Closed jackbaker1001 closed 1 year ago
First red flag for me is the function nonXC
function in molecule.py
.
This function is used to calculate the terms of the DFT functional not involved in the XC term. It reads:
@partial(jax.jit, static_argnames=["precision"])
def nonXC(
rdm1: Array,
h1e: Array,
rep_tensor: Array,
nuclear_repulsion: Scalar,
precision=Precision.HIGHEST,
) -> Scalar:
r"""
A function that computes the non-XC part of a DFT functional.
Parameters
----------
rdm1 : Array
The 1-Reduced Density Matrix.
Equivalent to mf.make_rdm1() in pyscf.
Expected shape: (n_spin, n_orb, n_orb)
h1e : Array
The 1-electron Hamiltonian.
Equivalent to mf.get_hcore(mf.mol) in pyscf.
Expected shape: (n_orb, n_orb)
rep_tensor : Array
The repulsion tensor.
Equivalent to mf.mol.intor('int2e') in pyscf.
Expected shape: (n_orb, n_orb, n_orb, n_orb)
nuclear_repulsion : Scalar
Equivalent to mf.mol.energy_nuc() in pyscf.
The nuclear repulsion energy.
precision : Precision, optional
The precision to use for the computation, by default Precision.HIGHEST
Returns
-------
Scalar
The non-XC energy of the DFT functional.
"""
rdm1 = symmetrize_rdm1(rdm1)
h1e_energy = one_body_energy(rdm1, h1e, precision)
coulomb2e_energy = two_body_energy(rdm1, rep_tensor, precision)
return nuclear_repulsion + h1e_energy + coulomb2e_energy
Some points from me here are:
It is not clear why the nuclear repulsion energy is here. It does not involve electrons and is not a functional of their density. You would typically calculate this only once before the start of an SCF loop.
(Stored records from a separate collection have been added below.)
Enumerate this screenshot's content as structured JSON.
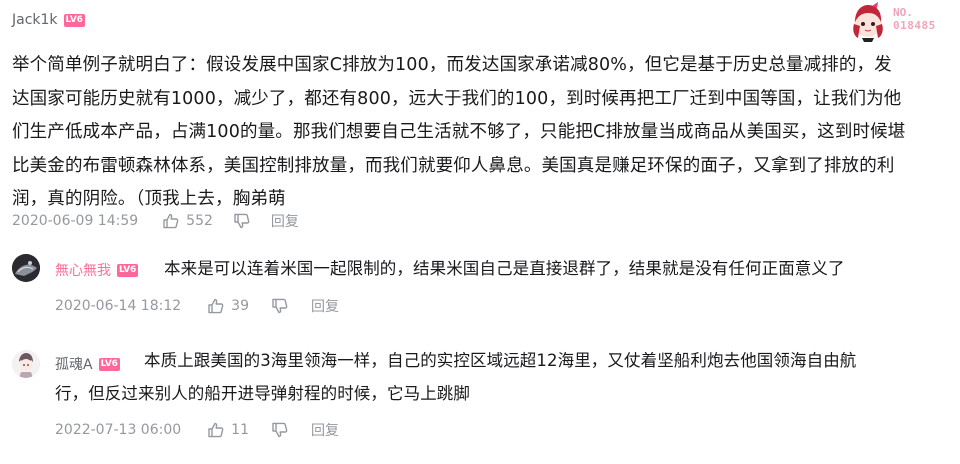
{
  "top_right": {
    "badge_number_prefix": "NO.",
    "badge_number": "018485"
  },
  "main_comment": {
    "username": "Jack1k",
    "level": "LV6",
    "text_lines": [
      "举个简单例子就明白了：假设发展中国家C排放为100，而发达国家承诺减80%，但它是基于历史总量减排的，发",
      "达国家可能历史就有1000，减少了，都还有800，远大于我们的100，到时候再把工厂迁到中国等国，让我们为他",
      "们生产低成本产品，占满100的量。那我们想要自己生活就不够了，只能把C排放量当成商品从美国买，这到时候堪",
      "比美金的布雷顿森林体系，美国控制排放量，而我们就要仰人鼻息。美国真是赚足环保的面子，又拿到了排放的利",
      "润，真的阴险。（顶我上去，胸弟萌"
    ],
    "timestamp": "2020-06-09 14:59",
    "likes": "552",
    "reply_label": "回复"
  },
  "replies": [
    {
      "username": "無心無我",
      "level": "LV6",
      "text_lines": [
        "本来是可以连着米国一起限制的，结果米国自己是直接退群了，结果就是没有任何正面意义了"
      ],
      "timestamp": "2020-06-14 18:12",
      "likes": "39",
      "reply_label": "回复"
    },
    {
      "username": "孤魂A",
      "level": "LV6",
      "text_lines": [
        "本质上跟美国的3海里领海一样，自己的实控区域远超12海里，又仗着坚船利炮去他国领海自由航",
        "行，但反过来别人的船开进导弹射程的时候，它马上跳脚"
      ],
      "timestamp": "2022-07-13 06:00",
      "likes": "11",
      "reply_label": "回复"
    }
  ],
  "colors": {
    "username_main": "#61666d",
    "username_reply1": "#fb7299",
    "level_badge": "#ff6699",
    "meta": "#9499a0"
  },
  "icons": {
    "like": "thumbs-up-icon",
    "dislike": "thumbs-down-icon",
    "avatar_decoration": "anime-girl-avatar"
  }
}
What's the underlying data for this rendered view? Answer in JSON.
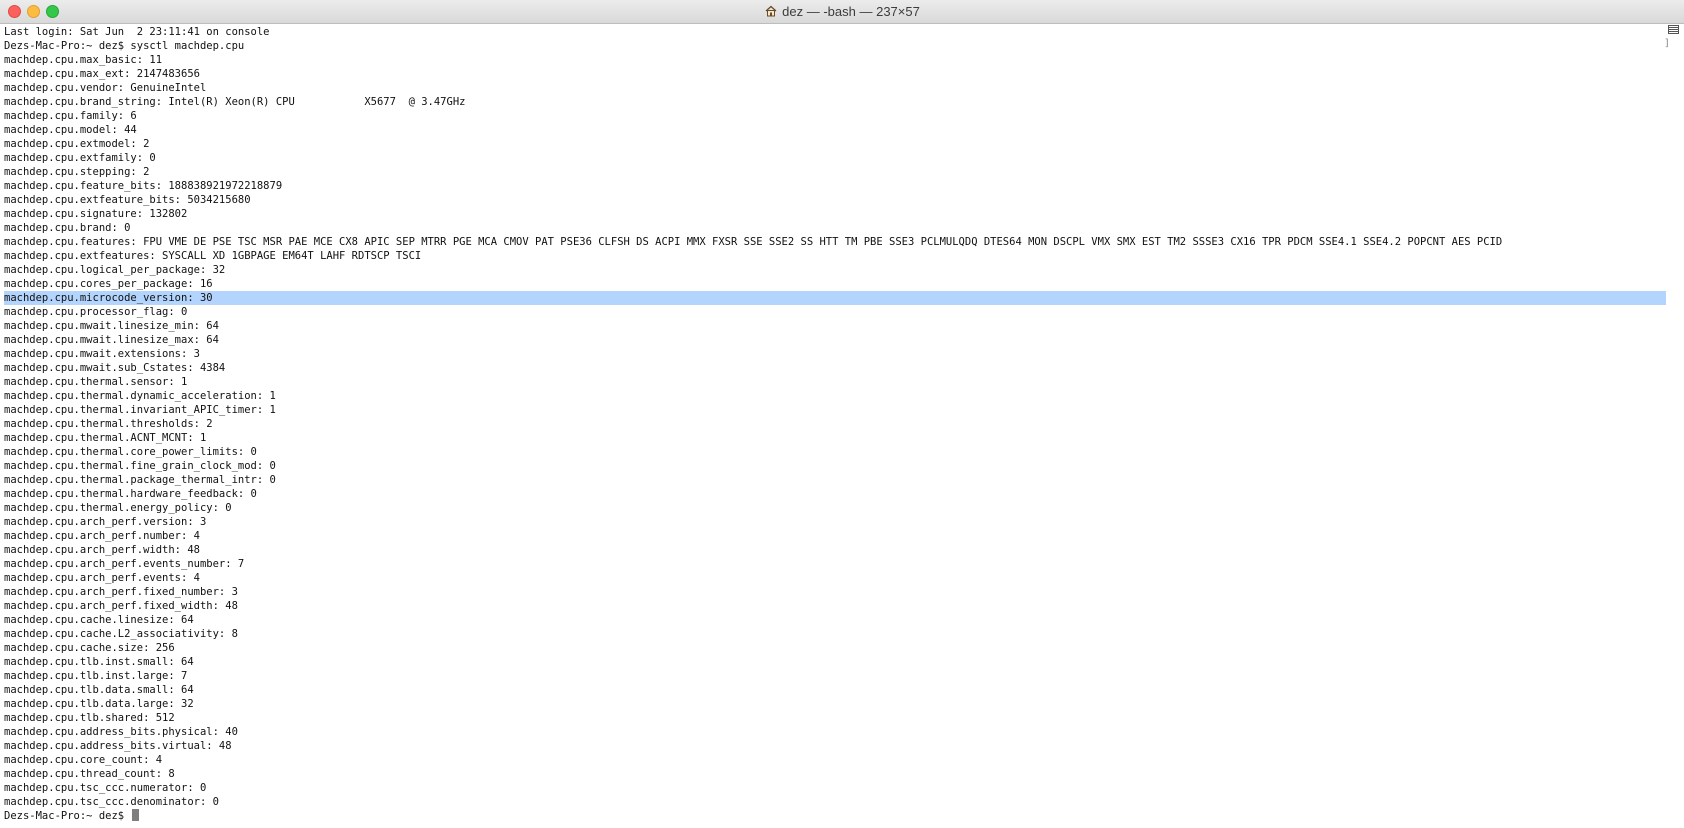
{
  "window": {
    "title": "dez — -bash — 237×57",
    "title_icon": "home-icon"
  },
  "terminal": {
    "lines": [
      "Last login: Sat Jun  2 23:11:41 on console",
      "Dezs-Mac-Pro:~ dez$ sysctl machdep.cpu",
      "machdep.cpu.max_basic: 11",
      "machdep.cpu.max_ext: 2147483656",
      "machdep.cpu.vendor: GenuineIntel",
      "machdep.cpu.brand_string: Intel(R) Xeon(R) CPU           X5677  @ 3.47GHz",
      "machdep.cpu.family: 6",
      "machdep.cpu.model: 44",
      "machdep.cpu.extmodel: 2",
      "machdep.cpu.extfamily: 0",
      "machdep.cpu.stepping: 2",
      "machdep.cpu.feature_bits: 188838921972218879",
      "machdep.cpu.extfeature_bits: 5034215680",
      "machdep.cpu.signature: 132802",
      "machdep.cpu.brand: 0",
      "machdep.cpu.features: FPU VME DE PSE TSC MSR PAE MCE CX8 APIC SEP MTRR PGE MCA CMOV PAT PSE36 CLFSH DS ACPI MMX FXSR SSE SSE2 SS HTT TM PBE SSE3 PCLMULQDQ DTES64 MON DSCPL VMX SMX EST TM2 SSSE3 CX16 TPR PDCM SSE4.1 SSE4.2 POPCNT AES PCID",
      "machdep.cpu.extfeatures: SYSCALL XD 1GBPAGE EM64T LAHF RDTSCP TSCI",
      "machdep.cpu.logical_per_package: 32",
      "machdep.cpu.cores_per_package: 16",
      "machdep.cpu.microcode_version: 30",
      "machdep.cpu.processor_flag: 0",
      "machdep.cpu.mwait.linesize_min: 64",
      "machdep.cpu.mwait.linesize_max: 64",
      "machdep.cpu.mwait.extensions: 3",
      "machdep.cpu.mwait.sub_Cstates: 4384",
      "machdep.cpu.thermal.sensor: 1",
      "machdep.cpu.thermal.dynamic_acceleration: 1",
      "machdep.cpu.thermal.invariant_APIC_timer: 1",
      "machdep.cpu.thermal.thresholds: 2",
      "machdep.cpu.thermal.ACNT_MCNT: 1",
      "machdep.cpu.thermal.core_power_limits: 0",
      "machdep.cpu.thermal.fine_grain_clock_mod: 0",
      "machdep.cpu.thermal.package_thermal_intr: 0",
      "machdep.cpu.thermal.hardware_feedback: 0",
      "machdep.cpu.thermal.energy_policy: 0",
      "machdep.cpu.arch_perf.version: 3",
      "machdep.cpu.arch_perf.number: 4",
      "machdep.cpu.arch_perf.width: 48",
      "machdep.cpu.arch_perf.events_number: 7",
      "machdep.cpu.arch_perf.events: 4",
      "machdep.cpu.arch_perf.fixed_number: 3",
      "machdep.cpu.arch_perf.fixed_width: 48",
      "machdep.cpu.cache.linesize: 64",
      "machdep.cpu.cache.L2_associativity: 8",
      "machdep.cpu.cache.size: 256",
      "machdep.cpu.tlb.inst.small: 64",
      "machdep.cpu.tlb.inst.large: 7",
      "machdep.cpu.tlb.data.small: 64",
      "machdep.cpu.tlb.data.large: 32",
      "machdep.cpu.tlb.shared: 512",
      "machdep.cpu.address_bits.physical: 40",
      "machdep.cpu.address_bits.virtual: 48",
      "machdep.cpu.core_count: 4",
      "machdep.cpu.thread_count: 8",
      "machdep.cpu.tsc_ccc.numerator: 0",
      "machdep.cpu.tsc_ccc.denominator: 0"
    ],
    "selected_line": 19,
    "prompt": "Dezs-Mac-Pro:~ dez$ "
  },
  "scrollbar": {
    "bracket": "]"
  },
  "colors": {
    "selection": "#b3d4fc",
    "text": "#111111",
    "close": "#fc605c",
    "minimize": "#fdbc40",
    "zoom": "#34c84a"
  }
}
This may not be an issue, but I hope h1e contains (i) the kinetic energy of KS electrons, (ii) The attraction with the nuclei and (iii) electron interaction the the density of all other electrons (Hartree term).
There are no explicit 2 electron interactions in DFT (unless using hybrid functionals of course). It is therefore confusing that we have the two electron integrals from Hartree for theory here. I am fairly sure this is wrong unless this is mistakenly called a two electron interaction when really it is the Hartree energy which was not included in h1e
.
One major concern from me is in the prediction of energies after updating the parameters of a neural functional. Take the example in ~examples/example_neural_functional_03.py
:
learning_rate = 1e-5
momentum = 0.9
tx = adam(learning_rate=learning_rate, b1=momentum)
opt_state = tx.init(params)
# and implement the optimization loop
n_epochs = 20
molecule_predict = molecule_predictor(neuralfunctional)
for iteration in tqdm(range(n_epochs), desc="Training epoch"):
(cost_value, predicted_energy), grads = default_loss(
params, molecule_predict, HH_molecule, ground_truth_energy
)
print("Iteration", iteration, "Predicted energy:", predicted_energy, "Cost value:", cost_value)
updates, opt_state = tx.update(grads, opt_state, params)
params = apply_updates(params, updates)
neuralfunctional.save_checkpoints(params, tx, step=n_epochs)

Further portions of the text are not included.